Look. Just go to bed at a reasonable time, wake up naturally, pray or meditate, eat a healthy breakfast, get a vigorous workout, then move through your day engaging appointments you made with yourself, lifting the big rocks first, in order to check off next action after next action in a steady, calm, and focused way. Include a relaxing lunch break; conclude with dinner and an hour with the next important and edifying book on your list. Just do it.
It's so simple. Why is it so hard?
It must be hard because I have character, but it's low character. I have a disorder and a disability. I haven't cracked the code. I'm an imposter. I'm not smart enough, I'm not working hard enough. Science says, I need a neuro-hack.
Hmmmmm. Neuro-hacks. Let's check the Allen Institute for Brain Science, a leading and well funded organization devoted to studying the brain.
From the Allen Institute's own website:
If you ask Christof Koch, Ph.D., Chief Scientist and President of the Allen Institute for Brain Science, how close we are to understanding our own brains, he scoffs.
“We don’t even understand the brain of a worm,” Koch said.
Folks, truth is, we can't even neurohack a worm.

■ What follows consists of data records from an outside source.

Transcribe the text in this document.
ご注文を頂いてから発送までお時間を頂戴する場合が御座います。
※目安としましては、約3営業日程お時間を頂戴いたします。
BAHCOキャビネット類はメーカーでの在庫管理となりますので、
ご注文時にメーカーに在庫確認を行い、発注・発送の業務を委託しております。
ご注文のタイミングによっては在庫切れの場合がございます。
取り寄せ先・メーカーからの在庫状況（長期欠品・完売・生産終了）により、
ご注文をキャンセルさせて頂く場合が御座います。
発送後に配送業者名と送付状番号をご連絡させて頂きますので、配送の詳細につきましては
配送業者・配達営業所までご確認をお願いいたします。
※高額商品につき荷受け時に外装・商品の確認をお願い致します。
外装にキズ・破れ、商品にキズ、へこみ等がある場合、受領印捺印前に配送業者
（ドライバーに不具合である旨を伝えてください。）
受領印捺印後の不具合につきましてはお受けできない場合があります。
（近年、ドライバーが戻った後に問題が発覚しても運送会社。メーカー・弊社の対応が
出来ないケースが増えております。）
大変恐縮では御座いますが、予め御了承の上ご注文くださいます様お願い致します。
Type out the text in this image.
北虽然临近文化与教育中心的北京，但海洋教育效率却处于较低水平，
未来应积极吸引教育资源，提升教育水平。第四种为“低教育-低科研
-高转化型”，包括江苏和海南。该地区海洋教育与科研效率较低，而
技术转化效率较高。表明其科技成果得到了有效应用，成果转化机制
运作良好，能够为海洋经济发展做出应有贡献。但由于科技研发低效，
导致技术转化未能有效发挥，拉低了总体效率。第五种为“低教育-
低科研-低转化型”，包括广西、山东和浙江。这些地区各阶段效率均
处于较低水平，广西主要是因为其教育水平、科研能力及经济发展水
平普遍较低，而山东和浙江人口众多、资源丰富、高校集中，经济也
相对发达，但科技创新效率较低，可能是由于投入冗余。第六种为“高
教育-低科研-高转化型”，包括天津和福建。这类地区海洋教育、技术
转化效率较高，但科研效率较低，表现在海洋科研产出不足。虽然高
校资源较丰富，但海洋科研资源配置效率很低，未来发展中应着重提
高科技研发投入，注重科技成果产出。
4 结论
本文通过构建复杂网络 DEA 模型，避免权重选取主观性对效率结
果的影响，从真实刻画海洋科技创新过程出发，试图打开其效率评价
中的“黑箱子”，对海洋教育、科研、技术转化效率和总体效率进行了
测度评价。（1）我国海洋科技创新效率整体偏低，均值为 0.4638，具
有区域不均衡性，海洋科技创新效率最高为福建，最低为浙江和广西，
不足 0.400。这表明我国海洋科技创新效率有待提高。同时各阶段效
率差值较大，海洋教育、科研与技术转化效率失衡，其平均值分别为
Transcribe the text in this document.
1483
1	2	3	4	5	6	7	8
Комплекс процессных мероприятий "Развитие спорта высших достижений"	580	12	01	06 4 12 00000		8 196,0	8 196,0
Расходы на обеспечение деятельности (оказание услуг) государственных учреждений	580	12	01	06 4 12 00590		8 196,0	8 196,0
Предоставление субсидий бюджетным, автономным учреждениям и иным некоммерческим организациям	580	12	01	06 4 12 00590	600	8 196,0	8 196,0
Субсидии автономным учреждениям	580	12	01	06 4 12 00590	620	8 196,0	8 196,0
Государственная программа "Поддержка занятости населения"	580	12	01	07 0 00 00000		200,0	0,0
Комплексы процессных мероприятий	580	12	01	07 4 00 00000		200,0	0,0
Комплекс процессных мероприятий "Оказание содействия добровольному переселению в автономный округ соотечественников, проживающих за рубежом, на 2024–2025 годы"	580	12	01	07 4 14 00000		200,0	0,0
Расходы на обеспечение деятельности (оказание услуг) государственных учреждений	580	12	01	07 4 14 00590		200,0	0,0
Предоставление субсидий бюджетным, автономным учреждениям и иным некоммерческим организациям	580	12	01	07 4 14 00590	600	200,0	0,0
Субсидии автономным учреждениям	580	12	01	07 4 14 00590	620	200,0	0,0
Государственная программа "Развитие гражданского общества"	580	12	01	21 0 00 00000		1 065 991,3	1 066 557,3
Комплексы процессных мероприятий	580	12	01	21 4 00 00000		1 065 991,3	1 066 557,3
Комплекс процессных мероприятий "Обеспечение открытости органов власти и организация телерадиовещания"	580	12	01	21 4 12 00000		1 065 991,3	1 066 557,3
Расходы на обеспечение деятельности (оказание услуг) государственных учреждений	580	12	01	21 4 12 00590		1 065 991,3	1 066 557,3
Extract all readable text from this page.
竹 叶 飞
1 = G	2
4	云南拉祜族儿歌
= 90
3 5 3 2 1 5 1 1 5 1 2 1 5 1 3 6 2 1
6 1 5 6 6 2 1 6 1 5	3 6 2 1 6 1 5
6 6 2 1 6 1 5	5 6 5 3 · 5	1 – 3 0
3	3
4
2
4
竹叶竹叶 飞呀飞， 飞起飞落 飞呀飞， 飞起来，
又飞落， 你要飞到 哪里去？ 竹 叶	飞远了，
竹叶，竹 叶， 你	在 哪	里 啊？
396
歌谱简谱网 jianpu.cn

Hope is not lost though. We don't understand how it works, but we can observe worms' learning. Nematodes, for example, can be observed avoiding foods that made them sick in the past. And, even for nematodes, learning is hard. They have to slime a fine line between getting sick enough to create whatever distress feels like to a nematode, but not die.
We don't know this from doing an fMRI scan of their brains while they luncheon. Researchers watch them closely.
Thesis: for better and worse, humans can learn a lot. Antithesis: you can't do what you can't do. Synthesis: clever use of tools extends our capability. Antithesis: Even with tools, there are things you can't do.
Conclusion. You can't fly. Tools will get you in the air. You still can't fly too close to the sun. But keep working on it.
Why is this so hard?
Our brain isn't a tool. It isn't a collection of tools. There are no neuro-hacks. There is no mind control. What neuroscience can help us with is understanding this: our mind is a state of being, and that little bit of consciousness we have is, at best, on for a ride.
Any analogy falls short, but I'll risk the scoff of Dr. Koch to offer one. The analogy begins with a clue our chemistry offers us. The salinity of our blood is 9 parts per thousand. What we perceive as fresh water is about .35. The salinity of the ocean is roughly 35 parts per thousand. This makes our brain, biochemically, a salt marsh -- that indefinitely bounded, incredibly lively, state of being between land and ocean.
If you imagine your mind as the Everglades, you'll imagine an indefinitely bounded, incredibly lively, vast beyond your ability to fully know, impossible to control state of being. What's more, while the Everglades is distinctive in that it's not New York City or the Sahara, dust from the Sahara seeds the hurricanes that feed it, and New York City and it's reservoirs receive water sucked up into the upper atmosphere by those storms and dropped along their outbound paths.
And, analogous to the maybe nine distinctive, yet discontinuous and indefinitely bounded habitats that exist within that state of being we call the Everglades, our minds have a collection of ever dynamic, yet distinctive and useful habitats.
Why is it so hard?
We don't control any of it. What we can do is adapt. The way researchers watched those nematodes, we can watch our minds at work. It's that amazing ability to observe our own behavior and think about how we are thinking about it. Metacognition is our airboat. It's a highly adaptive tool our consciousness can use to explore our mind's state of being. We learn to move across our mind's landscape and to accept what it offers.
Carol Dweck has observed people who tell her, "It must be hard because I have character, but it's low character. I have a disorder and a disability. I haven't cracked the code. I'm an imposter. I'm not smart enough, I'm not working hard enough," often stalled. People who tell her, "It's hard, and I need to find a way to adapt," tended to keep moving forward.
Speaking of adapting, in my explorations of the Everglades, I got to wonder how the airboat was invented. Alexander Graham Bell! Maybe you knew! I am more in awe.
Keep working on it. Don't fly too close to the sun.